Ditengah bergulirnya wacana kriteria calon menteri, beberapa orang rakyat indonesia saai ini sedang "sakit jantung". Pasalnya, orang yang sakit jantung tersebut karena kurang tidur gara-gara menanti telpon dari pak By. Ya wajar-lah. Di telpon sama orang nomer 1 di RI. Isi telpon-nya pun berkaitan dengan pekerjaan barunya "Menjadi Menteri". Siapa sih yang gak "dak-dik-dug-derr" (eh kok ada "derr"...). Menurut informasi saat ini, 17 Oktober 2009, pak By akan memanggil para calon menteri. Ah, semoga tidak ada yang stress karena tidal dapat telpon dari Pak By.
OK saya jelas gak mungkin ditelpon pak By, jadi ya tenang-tenang aja, nulis aja sekarang di Politikana.
Saya entah orang yang keberapa kali menyoroti persoalan kriteria para menteri. Dengan peta keilmuannya, ekonomi, politik, religius, para pakar mencoba menganalisis kriteria para calon menteri. Ada dua yang mengemuka ; kriteria profesional dan kriteria menteri parpol. Kriteria ke-profesional-an mungkin dianggap penting untuk menunjang jalannya tugas-tugas kedepan. Orang tidak mungkin diberi tugas tanpa mengetahui bidang garapannya, nah dia syaratnya harus profesional sesuai bidangnya. Sedangkan kriteria menteri parpol, tentu ini berkaitan dengan kontrak politik, bagi-bagi kue kekuasaan kata orang awam. Apakah harus profesional? Entahlah..
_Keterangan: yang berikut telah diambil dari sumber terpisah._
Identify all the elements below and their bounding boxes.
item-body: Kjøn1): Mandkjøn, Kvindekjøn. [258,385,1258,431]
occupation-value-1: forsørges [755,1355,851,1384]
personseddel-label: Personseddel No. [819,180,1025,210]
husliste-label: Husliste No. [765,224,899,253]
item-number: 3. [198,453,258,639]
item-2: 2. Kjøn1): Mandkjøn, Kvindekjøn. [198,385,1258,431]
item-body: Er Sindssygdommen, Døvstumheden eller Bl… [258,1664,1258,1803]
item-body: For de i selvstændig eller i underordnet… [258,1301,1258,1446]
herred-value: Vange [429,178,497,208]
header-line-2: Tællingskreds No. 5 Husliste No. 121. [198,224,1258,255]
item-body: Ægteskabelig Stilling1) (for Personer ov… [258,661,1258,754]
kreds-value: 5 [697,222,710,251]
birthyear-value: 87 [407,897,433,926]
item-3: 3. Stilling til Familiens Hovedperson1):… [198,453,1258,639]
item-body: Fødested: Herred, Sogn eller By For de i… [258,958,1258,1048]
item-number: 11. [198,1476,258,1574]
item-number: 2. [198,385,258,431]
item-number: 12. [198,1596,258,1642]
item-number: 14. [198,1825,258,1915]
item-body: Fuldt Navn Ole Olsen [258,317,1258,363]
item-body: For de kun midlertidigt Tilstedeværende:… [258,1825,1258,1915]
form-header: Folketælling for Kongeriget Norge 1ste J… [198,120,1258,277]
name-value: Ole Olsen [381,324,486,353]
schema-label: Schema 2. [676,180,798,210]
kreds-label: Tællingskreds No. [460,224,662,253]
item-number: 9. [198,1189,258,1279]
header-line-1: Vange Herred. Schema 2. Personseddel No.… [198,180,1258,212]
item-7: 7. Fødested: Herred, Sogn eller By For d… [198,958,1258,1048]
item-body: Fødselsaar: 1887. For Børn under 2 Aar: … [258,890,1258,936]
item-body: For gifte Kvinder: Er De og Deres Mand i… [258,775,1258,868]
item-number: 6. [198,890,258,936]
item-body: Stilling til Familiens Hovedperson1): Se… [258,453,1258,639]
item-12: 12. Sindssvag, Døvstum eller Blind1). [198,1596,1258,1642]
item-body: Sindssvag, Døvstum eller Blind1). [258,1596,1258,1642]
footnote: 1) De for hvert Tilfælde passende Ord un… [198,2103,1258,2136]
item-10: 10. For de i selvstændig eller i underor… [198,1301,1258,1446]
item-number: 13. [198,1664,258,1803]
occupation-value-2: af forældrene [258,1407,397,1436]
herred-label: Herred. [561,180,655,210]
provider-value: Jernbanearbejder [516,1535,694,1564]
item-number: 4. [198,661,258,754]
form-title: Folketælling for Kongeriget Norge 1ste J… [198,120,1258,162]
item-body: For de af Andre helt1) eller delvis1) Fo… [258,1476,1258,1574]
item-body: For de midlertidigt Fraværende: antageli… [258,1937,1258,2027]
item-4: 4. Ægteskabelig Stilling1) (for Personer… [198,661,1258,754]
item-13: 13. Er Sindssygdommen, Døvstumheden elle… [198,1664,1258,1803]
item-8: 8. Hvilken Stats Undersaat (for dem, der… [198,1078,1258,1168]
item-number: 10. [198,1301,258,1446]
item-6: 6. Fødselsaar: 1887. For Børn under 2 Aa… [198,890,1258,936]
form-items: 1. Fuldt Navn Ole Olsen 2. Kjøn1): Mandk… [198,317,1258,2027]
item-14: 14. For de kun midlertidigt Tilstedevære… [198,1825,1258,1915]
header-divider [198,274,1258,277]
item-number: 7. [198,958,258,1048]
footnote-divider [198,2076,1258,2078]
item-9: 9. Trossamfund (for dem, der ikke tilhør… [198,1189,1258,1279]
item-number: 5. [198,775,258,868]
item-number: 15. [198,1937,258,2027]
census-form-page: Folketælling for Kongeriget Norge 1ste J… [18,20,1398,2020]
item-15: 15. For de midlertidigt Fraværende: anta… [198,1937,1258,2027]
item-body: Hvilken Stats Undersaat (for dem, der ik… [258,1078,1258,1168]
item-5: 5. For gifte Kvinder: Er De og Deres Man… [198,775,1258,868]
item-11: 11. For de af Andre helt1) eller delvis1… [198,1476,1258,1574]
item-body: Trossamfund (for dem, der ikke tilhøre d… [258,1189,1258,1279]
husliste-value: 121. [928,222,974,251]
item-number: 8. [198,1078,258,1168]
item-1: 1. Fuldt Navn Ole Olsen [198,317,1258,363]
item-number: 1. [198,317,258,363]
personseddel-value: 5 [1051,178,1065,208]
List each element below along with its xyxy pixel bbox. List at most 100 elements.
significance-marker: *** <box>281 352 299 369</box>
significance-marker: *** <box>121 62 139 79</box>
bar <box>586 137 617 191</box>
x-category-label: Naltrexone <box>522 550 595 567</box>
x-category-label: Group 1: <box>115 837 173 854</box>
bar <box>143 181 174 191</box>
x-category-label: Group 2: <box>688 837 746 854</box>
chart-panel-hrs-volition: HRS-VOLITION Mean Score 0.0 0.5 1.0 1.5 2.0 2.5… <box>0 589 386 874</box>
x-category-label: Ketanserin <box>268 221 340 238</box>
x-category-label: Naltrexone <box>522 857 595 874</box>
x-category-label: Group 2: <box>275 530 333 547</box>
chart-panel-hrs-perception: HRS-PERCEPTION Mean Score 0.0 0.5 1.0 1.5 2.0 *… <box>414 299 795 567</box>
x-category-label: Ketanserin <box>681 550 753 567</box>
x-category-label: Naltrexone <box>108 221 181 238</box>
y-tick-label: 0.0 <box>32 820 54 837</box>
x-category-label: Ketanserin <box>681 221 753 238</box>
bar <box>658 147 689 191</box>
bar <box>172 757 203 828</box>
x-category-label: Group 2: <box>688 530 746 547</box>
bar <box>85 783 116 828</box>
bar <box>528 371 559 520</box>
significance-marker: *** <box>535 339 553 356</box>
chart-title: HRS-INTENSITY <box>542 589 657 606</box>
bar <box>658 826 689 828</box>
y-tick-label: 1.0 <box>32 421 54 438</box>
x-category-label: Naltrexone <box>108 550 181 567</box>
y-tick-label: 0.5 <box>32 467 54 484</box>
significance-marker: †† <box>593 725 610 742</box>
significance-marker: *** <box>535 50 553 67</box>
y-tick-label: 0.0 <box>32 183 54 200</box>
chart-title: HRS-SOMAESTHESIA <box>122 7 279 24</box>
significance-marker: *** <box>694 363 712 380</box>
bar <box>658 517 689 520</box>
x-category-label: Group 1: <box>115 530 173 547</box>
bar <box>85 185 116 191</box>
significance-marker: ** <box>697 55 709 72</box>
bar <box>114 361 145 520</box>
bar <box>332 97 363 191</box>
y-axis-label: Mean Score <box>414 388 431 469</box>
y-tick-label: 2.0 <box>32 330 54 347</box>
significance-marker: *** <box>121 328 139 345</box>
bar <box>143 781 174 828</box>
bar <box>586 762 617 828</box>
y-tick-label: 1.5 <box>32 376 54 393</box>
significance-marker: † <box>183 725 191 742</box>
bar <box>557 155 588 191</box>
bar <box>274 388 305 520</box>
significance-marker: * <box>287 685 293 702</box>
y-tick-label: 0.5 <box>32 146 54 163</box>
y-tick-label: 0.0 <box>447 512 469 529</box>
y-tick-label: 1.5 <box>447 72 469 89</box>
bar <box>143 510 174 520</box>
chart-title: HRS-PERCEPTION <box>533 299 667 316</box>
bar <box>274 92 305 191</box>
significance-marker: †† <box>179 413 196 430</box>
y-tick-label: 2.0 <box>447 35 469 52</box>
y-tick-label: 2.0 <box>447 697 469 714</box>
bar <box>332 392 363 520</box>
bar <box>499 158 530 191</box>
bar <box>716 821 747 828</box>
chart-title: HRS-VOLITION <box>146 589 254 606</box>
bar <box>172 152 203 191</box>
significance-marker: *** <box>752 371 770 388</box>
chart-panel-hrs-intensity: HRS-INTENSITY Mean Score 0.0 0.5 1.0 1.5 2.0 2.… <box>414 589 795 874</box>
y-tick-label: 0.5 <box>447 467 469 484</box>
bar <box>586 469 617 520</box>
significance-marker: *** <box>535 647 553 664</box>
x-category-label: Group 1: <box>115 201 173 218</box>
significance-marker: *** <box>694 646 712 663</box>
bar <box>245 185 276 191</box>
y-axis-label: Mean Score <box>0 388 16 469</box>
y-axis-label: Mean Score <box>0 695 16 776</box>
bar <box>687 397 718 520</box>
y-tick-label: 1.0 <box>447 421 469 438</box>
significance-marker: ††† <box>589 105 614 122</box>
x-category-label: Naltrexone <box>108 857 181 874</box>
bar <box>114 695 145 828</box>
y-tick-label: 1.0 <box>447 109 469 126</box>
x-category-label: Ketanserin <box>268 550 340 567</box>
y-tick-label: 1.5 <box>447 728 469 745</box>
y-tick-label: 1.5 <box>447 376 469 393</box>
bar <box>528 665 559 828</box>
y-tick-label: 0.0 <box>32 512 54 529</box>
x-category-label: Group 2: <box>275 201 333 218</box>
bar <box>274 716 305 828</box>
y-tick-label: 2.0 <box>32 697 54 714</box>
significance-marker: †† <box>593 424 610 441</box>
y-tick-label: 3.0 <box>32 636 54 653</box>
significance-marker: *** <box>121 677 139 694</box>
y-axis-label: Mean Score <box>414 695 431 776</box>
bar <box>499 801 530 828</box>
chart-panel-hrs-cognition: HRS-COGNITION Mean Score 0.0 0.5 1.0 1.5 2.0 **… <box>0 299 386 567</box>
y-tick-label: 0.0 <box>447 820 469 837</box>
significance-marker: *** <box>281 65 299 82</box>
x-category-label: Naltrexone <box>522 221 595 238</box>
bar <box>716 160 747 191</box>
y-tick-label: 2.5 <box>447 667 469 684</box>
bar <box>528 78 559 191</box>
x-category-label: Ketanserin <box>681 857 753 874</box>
Sekali lagi kedua kriteria itu bagus. Memang harus profesional dan {harus (?)} dari unsur parpol. Hanya sayangnya, saya belum mengerti mengapa tidak ada kriteria pro rakyat atau pro kaum miskin. Bukankah ketika kampanye dulu kata-kata rakyat dan kaum miskin selalu menjadi tema utama? Bukankah dulu ketika di podium teriak-teriak "hidup rakyat.. hidup kaum miskin"?. Mengapa sekarang hilang pro-rakyat dan kaum miskin?
Tidak dapat dipungkiri memang pak By lima tahun yang lalu telah berhasil mencoba mengangkat tema pro-rakyat. Buktinya ada program Raskin (beras untuk rakyat miskin), BLT (bantuan langsung tunai), KUR (kredit untuk rakyat). Namun juga tidak dapat dibuktikan bahwa dngan raskin dan BLT kemudian rakyat terlepas dari jerat kemiskinan. Bukankah setiap ada program itu seakan-akan daftar yang memerlukan raskin dan BLT semakin banyak??.
Kedepan, jika visi Pak By tidak hanya mengedepankan kriteria profesional dan karena unsur partai namun juga pro rakyat, maka tentunya dalam menunjuk para pembantu-pembantunya juga mempertimbangkan akan tingkat kepekaan para menteri pada rakyat. Bagaimana jika sebaliknya? Artinya para menteri yang terpilih nanti masih didominasi orang-orang abai terhadap rakyat, maka visi SBY-Boediono pada pemilu 2009 kemarin akan diragukan rakyatnya. Termasuk saya!
Hallo..hallo..hallo, apakah ini pak SBY??